De afgelopen decennia zijn er talloze pogingen gedaan om in bureaucratische organisaties een meer menselijke en flexibele vorm van organiseren te introduceren. Bedrijven als DuPont, Cisco, Scott-Bader, Rolls Royce, Shell, Herman Miller, ABB en BSO hebben bewust geëxperimenteerd met andere vormen van organiseren. Hoewel sommige van die organisaties succesvol zijn getransformeerd en nog steeds niet-bureaucratisch worden bestuurd, zoals het Braziliaanse bedrijf Semco, het Amerikaanse Gore & Associates en het Franse bedrijf FAVI, zijn de meeste veranderingen na verloop van tijd verwaterd of teruggedraaid, hetzij door een fusie met een ander bedrijf, een wisseling in leidinggevende of door andere factoren. Hoe komt het toch dat zoveel pogingen om de bureaucratie menselijker en flexibeler te maken, zijn mislukt? En hoe kunnen innovatieve vormen van organiseren wel succesvol worden gerealiseerd?
De bureaucratie absorbeert
Een verklaring die Parker (2002) geeft, is dat grote bureaucratische organisaties er goed in slagen om kritiek en veranderactiviteiten te incorporeren (door bijvoorbeeld een coachende leiderschapsstijl te ontwikkelen), maar in essentie vast houden aan de principes van de bureaucratie, zoals topdown controle, eenduidige regels en extrinsieke motivatie. Zulke organisaties absorberen als het ware de vernieuwingen om die beter te kunnen beheersen. In plaats van de hiërarchie losser te maken leidden pogingen tot participatief management vaak tot een versterking van die bureaucratie, doordat er een grotere kloof ontstond tussen uitvoerende werknemers die nog steeds op een autoritaire manier werden aangestuurd en hoog opgeleide werknemers die meer inspraak hadden.
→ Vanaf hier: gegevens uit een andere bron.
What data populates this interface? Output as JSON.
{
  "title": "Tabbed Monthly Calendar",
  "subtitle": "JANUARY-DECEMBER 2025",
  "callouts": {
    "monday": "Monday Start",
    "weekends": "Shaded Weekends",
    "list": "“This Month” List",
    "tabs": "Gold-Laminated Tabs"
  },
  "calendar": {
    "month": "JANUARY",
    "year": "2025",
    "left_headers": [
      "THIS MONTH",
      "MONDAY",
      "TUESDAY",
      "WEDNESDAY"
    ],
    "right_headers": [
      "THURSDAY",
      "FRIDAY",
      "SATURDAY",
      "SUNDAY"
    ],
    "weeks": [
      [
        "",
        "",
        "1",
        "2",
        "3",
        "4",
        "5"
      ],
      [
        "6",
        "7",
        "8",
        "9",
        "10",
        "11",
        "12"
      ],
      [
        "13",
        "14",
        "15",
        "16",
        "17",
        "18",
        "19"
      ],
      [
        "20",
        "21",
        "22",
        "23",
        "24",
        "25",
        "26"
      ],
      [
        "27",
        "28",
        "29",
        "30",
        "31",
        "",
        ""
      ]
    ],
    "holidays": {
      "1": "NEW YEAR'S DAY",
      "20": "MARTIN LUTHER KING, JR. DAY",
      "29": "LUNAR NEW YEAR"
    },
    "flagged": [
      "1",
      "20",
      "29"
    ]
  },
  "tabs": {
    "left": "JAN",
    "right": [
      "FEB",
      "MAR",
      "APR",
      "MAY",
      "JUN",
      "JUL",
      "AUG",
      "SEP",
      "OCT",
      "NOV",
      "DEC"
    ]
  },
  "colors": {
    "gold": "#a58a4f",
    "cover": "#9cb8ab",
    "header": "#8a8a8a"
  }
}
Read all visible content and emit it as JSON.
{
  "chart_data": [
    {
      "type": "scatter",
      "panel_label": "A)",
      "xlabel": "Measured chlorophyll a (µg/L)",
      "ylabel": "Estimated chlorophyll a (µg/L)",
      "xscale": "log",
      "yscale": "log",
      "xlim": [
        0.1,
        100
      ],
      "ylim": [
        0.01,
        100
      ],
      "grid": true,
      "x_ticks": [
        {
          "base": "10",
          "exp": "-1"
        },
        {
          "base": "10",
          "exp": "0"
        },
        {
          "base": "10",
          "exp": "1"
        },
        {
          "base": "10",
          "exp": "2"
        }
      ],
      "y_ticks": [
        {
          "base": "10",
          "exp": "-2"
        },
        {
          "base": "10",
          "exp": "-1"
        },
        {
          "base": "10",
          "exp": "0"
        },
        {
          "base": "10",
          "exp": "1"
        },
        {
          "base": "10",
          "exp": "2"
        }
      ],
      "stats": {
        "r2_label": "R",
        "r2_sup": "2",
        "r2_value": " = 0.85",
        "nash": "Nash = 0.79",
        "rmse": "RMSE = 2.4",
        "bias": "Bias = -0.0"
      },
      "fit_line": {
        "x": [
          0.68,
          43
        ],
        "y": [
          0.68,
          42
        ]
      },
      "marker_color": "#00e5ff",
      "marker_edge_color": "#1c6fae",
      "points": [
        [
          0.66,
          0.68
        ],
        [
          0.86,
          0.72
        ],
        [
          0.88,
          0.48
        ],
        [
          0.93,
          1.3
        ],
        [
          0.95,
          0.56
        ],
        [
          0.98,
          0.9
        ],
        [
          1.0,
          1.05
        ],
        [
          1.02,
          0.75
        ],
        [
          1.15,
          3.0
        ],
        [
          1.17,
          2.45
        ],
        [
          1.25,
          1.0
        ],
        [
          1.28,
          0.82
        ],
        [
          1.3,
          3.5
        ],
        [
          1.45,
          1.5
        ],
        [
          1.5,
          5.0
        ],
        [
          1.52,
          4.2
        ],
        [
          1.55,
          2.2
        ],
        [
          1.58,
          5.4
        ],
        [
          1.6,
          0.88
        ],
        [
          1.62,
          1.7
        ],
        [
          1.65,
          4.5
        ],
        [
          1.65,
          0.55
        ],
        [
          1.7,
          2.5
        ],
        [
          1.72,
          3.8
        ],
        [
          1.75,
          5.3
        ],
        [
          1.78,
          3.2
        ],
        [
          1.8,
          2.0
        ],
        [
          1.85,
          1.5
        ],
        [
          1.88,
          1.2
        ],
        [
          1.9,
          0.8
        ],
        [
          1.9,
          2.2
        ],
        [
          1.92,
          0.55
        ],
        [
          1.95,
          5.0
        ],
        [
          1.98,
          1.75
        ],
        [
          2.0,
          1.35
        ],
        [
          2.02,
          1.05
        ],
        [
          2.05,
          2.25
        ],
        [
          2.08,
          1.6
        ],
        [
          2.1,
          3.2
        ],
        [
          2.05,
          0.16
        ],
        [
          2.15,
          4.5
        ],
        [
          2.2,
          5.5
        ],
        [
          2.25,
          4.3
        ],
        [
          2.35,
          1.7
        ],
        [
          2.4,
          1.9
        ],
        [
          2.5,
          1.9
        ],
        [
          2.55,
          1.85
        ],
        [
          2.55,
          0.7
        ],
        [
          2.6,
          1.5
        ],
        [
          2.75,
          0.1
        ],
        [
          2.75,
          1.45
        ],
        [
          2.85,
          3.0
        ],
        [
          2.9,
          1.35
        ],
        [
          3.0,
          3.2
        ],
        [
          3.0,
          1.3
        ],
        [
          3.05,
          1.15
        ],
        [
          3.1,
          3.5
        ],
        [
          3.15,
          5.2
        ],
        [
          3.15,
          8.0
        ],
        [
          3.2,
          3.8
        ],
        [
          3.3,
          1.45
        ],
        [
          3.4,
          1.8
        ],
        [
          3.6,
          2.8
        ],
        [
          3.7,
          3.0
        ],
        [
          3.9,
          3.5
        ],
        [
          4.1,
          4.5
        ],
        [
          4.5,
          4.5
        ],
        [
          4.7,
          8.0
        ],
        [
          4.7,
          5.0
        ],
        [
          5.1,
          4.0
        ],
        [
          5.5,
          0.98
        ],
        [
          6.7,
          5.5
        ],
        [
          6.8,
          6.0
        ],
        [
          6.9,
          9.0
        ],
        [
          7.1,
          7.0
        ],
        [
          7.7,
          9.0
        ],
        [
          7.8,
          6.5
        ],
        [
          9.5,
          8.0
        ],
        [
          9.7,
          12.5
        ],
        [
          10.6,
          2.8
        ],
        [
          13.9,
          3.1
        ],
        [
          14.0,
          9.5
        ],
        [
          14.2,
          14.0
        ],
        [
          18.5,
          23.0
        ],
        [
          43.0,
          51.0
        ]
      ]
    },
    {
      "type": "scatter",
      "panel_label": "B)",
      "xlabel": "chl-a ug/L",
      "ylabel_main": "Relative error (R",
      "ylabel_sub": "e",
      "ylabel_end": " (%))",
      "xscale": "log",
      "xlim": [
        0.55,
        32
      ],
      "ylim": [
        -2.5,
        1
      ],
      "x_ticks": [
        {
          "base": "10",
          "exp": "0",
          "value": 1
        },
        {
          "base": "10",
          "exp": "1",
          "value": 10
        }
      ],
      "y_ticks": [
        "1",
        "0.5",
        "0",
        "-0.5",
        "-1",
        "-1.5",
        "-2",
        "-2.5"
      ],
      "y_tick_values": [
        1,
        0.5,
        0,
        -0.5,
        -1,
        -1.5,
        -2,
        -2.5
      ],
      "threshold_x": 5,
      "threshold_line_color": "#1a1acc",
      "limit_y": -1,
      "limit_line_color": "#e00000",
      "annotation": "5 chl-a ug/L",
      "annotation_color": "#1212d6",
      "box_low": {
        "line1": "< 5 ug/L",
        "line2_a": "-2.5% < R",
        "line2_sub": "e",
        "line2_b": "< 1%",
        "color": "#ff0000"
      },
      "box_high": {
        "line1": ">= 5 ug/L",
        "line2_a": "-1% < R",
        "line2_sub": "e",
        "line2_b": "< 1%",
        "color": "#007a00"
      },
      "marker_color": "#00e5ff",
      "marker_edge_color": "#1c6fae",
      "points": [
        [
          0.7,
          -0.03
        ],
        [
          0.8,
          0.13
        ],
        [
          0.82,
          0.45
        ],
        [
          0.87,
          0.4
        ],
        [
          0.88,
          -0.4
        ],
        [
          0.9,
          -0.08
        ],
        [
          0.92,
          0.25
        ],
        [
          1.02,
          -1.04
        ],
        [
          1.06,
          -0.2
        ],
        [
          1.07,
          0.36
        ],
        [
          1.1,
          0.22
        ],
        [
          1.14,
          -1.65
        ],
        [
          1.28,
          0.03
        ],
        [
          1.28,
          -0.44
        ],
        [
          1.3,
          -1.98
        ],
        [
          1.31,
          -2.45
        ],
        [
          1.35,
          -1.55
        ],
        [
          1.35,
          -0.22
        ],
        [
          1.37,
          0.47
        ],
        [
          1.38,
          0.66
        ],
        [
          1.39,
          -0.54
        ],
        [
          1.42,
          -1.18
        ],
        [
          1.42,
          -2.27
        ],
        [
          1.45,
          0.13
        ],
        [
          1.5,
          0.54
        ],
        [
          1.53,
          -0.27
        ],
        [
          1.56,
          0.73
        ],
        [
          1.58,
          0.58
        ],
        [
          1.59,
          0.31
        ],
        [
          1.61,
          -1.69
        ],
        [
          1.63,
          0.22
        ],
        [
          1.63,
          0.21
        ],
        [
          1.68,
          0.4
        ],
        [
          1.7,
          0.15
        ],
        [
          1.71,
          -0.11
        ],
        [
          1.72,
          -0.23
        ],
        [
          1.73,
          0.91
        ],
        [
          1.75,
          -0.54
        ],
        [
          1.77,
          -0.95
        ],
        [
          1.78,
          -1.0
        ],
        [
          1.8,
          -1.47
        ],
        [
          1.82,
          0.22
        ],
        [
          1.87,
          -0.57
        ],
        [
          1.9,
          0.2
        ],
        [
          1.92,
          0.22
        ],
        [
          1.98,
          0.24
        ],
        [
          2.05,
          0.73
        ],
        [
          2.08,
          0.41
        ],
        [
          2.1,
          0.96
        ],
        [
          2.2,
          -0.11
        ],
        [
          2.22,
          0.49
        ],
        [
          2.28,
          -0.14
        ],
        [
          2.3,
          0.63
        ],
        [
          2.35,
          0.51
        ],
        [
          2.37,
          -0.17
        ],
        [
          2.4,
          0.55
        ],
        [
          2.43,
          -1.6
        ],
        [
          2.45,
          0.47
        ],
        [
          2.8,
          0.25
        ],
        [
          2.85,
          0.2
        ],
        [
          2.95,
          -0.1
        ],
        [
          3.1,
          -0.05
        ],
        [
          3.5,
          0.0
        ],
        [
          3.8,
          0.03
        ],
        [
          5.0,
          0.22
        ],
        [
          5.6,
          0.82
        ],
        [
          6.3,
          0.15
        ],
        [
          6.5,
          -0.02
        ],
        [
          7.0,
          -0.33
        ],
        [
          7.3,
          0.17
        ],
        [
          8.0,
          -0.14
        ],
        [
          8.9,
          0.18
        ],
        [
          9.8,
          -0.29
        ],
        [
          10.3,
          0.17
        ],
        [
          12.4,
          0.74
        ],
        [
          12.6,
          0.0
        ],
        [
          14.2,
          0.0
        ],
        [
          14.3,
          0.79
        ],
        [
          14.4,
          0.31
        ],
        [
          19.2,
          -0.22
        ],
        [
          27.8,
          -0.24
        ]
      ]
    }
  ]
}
Sommige organisaties, zoals General Motors, besloten wel tot decentralisatie, maar deden dat niet om een meer humane organisatie te creëren, maar omdat de omgeving zo onvoorspelbaar was geworden dat medewerkers die dichter bij de klanten stonden, meer autonomie moesten krijgen om de juiste beslissing te nemen.
Gedeeltelijke verandering
Een andere verklaring voor het mislukken van vele veranderinitiatieven is dat deze gericht waren op een enkel aspect, zoals het creëren van een meer menselijk werkklimaat of een meer democratische besluitvorming. Als de structuur al kon worden aangepast, bleken er andere factoren, zoals managementgewoonten, buitengewoon lastig te veranderen. Rolls Royce in Engeland was een pionier in zelfsturende teams, maar na verloop van tijd vielen de teams terug op de oude ‘command en control’ stijl. Volgens Kuipers (2011) ontbreekt bij de meeste veranderpogingen een integraal perspectief. Een organisatieverandering waarbij alleen enkele factoren worden aangepakt, zoals de structuur van de organisatie of HRM procedures, zonder dat dit leidt tot verandering in managementprocessen en andere factoren, mislukt vroeger of later. Nog een andere verklaring is de organisatieopvatting die men hanteert. Misschien beschouwen ambitieuze veranderaars de organisatie teveel als een machine, een raderwerk waarin je een onderdeel kunt vervangen zonder dat dat iets verandert aan de rest van de machine. Wanneer je daarentegen een organisatie beschouwt als een levend organisme, dan is het evident dat ingrepen op besluitvormingsprocessen of structuur altijd implicaties hebben op andere aspecten van de organisatie. Vanuit een systemische blik is een organisatie te beschouwen als een geïntegreerde en zelfversterkende gemeenschap.
Complementariteit
De onderzoekers Paul Milgrom en John Roberts (1995) hebben zich gebogen over innovatieve vormen van organiseren en kwamen tot de conclusie dat deze alleen succesvol zijn wanneer het hele systeem, in zijn onderlinge samenhang, wordt getransformeerd. Hun zogenaamde ‘complementariteittheorie’ is gebaseerd op de onderlinge wisselwerking en afhankelijkheden tussen technische, organisatorische en andere factoren. Complementariteiten verwijzen naar potentieel versterkende effecten tussen verschillende factoren, wanneer deze tegelijkertijd en in samenhang worden aangepakt. Het effect van meer zeggenschap voor medewerkers in operationale zaken bijvoorbeeld wordt versterkt wanneer tegelijkertijd meer sturing ontstaat op strategische doelen. Volgens deze theorie bestaat er complementariteit tussen activiteiten in een organisatie als het versterken van de ene activiteit leidt tot de noodzaak van het versterken van andere activiteiten. Een innovatieve verandering als het reduceren van managementlagen, leidt volgens deze theorie alleen tot betere prestaties, als ook andere veranderingen tegelijkertijd plaatsvinden. Indien een dergelijke verandering geïsoleerd wordt ingevoerd kan het volgens de onderzoekers zelfs leiden tot een achteruitgang in prestaties.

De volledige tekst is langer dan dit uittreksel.